By announcing it will spend up to US$1 billion for a planned wireless joint venture with San Miguel Corporation in the Philippines, Telstra slammed the telcos currently operating in the country, Tech in Asia reports.
Both Telstra and San Miguel will put money into the venture, while more investment is expected from external sources, Telstra's chief Andy Penn told investors.
For the time being, however, the two firms are still in the process of agreeing upon a deal, which, once both parties are satisfied, could shake-up the duopoly of telcos PLDT and Globe Telecom in the archipelago.
Penn pulled no punches on the current state of affairs in the Philippines as far as service is concerned:
"Frankly, let's face it, go to the Philippines and experience the lousy service you get from the incumbent operators and you will see that [there's] opportunity for a new operator to provide a much better quality service ... I think there's a significant opportunity," Penn was quoted as saying in The Australian.
San Miguel, the Philippines' largest corporation in terms of revenue, appears to be determined to create waves in the country's telecoms sector and continues to roll out its mobile telecoms network through Bell Telecommunications.

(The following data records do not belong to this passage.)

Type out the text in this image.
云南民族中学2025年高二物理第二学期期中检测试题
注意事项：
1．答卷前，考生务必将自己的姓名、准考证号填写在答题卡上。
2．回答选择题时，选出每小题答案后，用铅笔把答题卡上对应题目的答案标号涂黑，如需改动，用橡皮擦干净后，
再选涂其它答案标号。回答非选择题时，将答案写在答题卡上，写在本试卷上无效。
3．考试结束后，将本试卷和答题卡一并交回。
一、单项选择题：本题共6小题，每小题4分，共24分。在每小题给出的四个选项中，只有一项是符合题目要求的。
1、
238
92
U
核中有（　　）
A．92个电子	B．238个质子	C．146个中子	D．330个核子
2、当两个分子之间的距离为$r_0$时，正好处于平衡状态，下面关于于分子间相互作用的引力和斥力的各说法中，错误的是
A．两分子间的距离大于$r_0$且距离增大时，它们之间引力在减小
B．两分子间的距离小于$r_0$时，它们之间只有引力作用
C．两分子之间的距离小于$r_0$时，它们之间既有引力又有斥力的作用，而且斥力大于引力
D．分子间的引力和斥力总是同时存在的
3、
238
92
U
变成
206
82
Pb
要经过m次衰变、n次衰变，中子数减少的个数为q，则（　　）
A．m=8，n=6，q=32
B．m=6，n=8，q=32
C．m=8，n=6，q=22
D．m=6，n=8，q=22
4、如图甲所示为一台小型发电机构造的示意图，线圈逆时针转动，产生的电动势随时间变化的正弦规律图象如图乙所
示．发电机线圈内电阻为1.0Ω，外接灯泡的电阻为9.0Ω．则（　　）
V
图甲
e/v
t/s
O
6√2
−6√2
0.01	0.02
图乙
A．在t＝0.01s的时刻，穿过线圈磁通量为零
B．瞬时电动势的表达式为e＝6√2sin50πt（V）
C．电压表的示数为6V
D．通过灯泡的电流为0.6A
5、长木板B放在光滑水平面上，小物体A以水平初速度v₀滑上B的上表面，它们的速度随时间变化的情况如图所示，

The joint venture would represent a further move away from its traditional food and beer businesses, with it increasingly channelling its energies into heavy industries such as infrastructure, power, oil refining, and telecoms.
Meanwhile, Telstra is no stranger to Asia having acquired Singapore and Hong Kong-based internet services company, Pacnet, for US$697 million earlier this year. The Melbourne-based firm has put some US$3.56 billion aside for Asian ventures.